Background: Craniopharyngiomas are rare tumors derived from remnants of Rathke’s pouch that often
present with significant symptoms and comorbidities due to compression of surrounding
neurovascular structures. They are often treated with multimodal approaches including
surgery and radiation. Symptom burden and treatment sequelae significantly affect
quality of life (QOL) in these patients. However, no instruments have been validated
for this unique patient population.
Objective: This study aimed to develop a novel patient-centered, disease-specific instrument
to measure QOL in patients with craniopharyngiomas.
Methods: Twenty-six adult patients who underwent resection of craniopharyngiomas participated
in semi-structured interviews discussing symptoms and treatment sequelae that detracted
from their QOL throughout their care. Qualitative analysis of interview transcripts
through a grounded theory approach generated five representative themes (pain, numbness,
physical appearance changes, personality changes, and mobility). Items addressing
these themes were drawn from existing QOL tools such as the Skull Base Inventory and
Short Form-36 to form a 64-item survey.
This questionnaire was sent to 26 patients and 12 expert providers for validation.
Participants completed an anonymous Qualtrics survey, rating each item on a 5-point
Likert scale from very irrelevant to very relevant. These relevance scores were averaged
to calculate mean relevance scores for each item. Items with a mean score > 3.0, the
predetermined threshold, were considered significantly relevant. These items were
consolidated to create the Craniopharyngioma Quality of Life (C-QOL) index. Relevance
scores for patients and providers were compared using Mann–Whitney U-tests with a significance level of 0.05.
Results: Of the initial 64 items in the survey, 53 had mean relevance scores > 3.0, meeting
the cutoff for relevance and inclusion. These items were consolidated to remove redundancy,
generating the final 29-item C-QOL Index.
Patients and providers differed significantly on the relevance they ascribed to 5
of the final 29 items. Overall, providers rated these items to be significantly more
relevant with an average mean relevance score of 3.81 to the patients’ average of
2.80 (p < 0.0001). This difference between patients and providers was apparent in items addressing
emotions such as overwhelming worries (2.17, 4.25, p = 0.005)*, hopelessness (1.50, 4.25, p < 0.0001), and interference with socialization (1.83, 4.00, p = 0.001). Additionally, providers had higher scores for items regarding memory (2.33,
3.75, p = 0.035) and vision (3.33, 4.00, p = 0.025).
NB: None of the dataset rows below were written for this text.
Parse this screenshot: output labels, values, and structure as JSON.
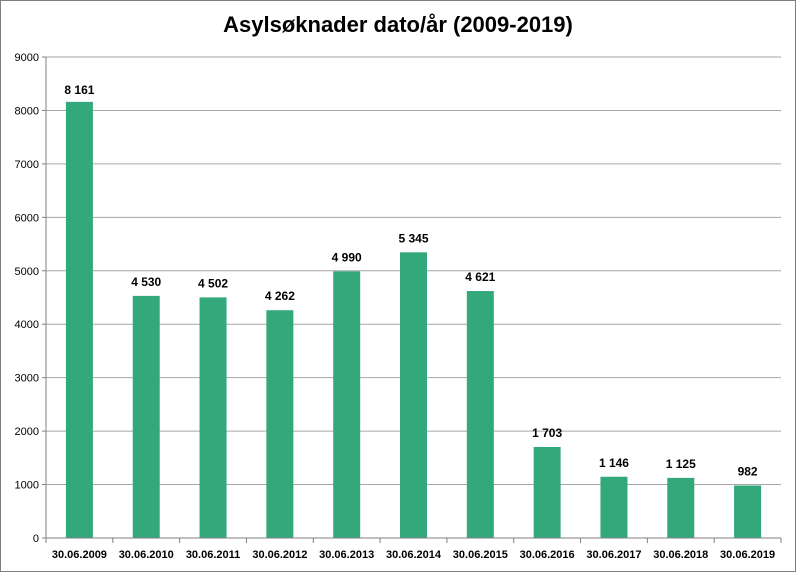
{
  "chart_data": {
    "type": "bar",
    "title": "Asylsøknader dato/år (2009-2019)",
    "xlabel": "",
    "ylabel": "",
    "ylim": [
      0,
      9000
    ],
    "yticks": [
      "0",
      "1000",
      "2000",
      "3000",
      "4000",
      "5000",
      "6000",
      "7000",
      "8000",
      "9000"
    ],
    "grid": true,
    "categories": [
      "30.06.2009",
      "30.06.2010",
      "30.06.2011",
      "30.06.2012",
      "30.06.2013",
      "30.06.2014",
      "30.06.2015",
      "30.06.2016",
      "30.06.2017",
      "30.06.2018",
      "30.06.2019"
    ],
    "values": [
      8161,
      4530,
      4502,
      4262,
      4990,
      5345,
      4621,
      1703,
      1146,
      1125,
      982
    ],
    "data_labels": [
      "8 161",
      "4 530",
      "4 502",
      "4 262",
      "4 990",
      "5 345",
      "4 621",
      "1 703",
      "1 146",
      "1 125",
      "982"
    ],
    "colors": {
      "bar": "#33a87a",
      "grid": "#a6a6a6",
      "axis": "#808080"
    }
  }
}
Both cohorts were aligned on items addressing energy levels, including fatigue (3,
4.13, p = 0.16) and sleep quality (2.83, 3.75, p = 0.16). Patients and providers also had similar ratings for items assessing ability
to complete daily activities such as driving (3.33, 3.75, p = 0.51), walking (2.83, 3.38, p = 0.37), and completing chores (3.33, 3.50, p = 0.80). Patients and providers placed similar emphasis on items evaluating neurologic
deficits including urinary incontinence (3.50, 3.88, p = 0.34) and balance (2.50, 3.63, p = 0.08).
Conclusion: The C-QOL Index is a patient-centered, disease-specific patient-reported outcome
survey for measuring QOL in patients with craniopharyngiomas throughout the multimodal
treatment process for craniopharyngiomas. Once the C-QOL Index has been externally
validated, it promises to provide significant insight into the delivery of care for
patients with these complex tumors.
*Patient mean score, provider mean score, and p-value.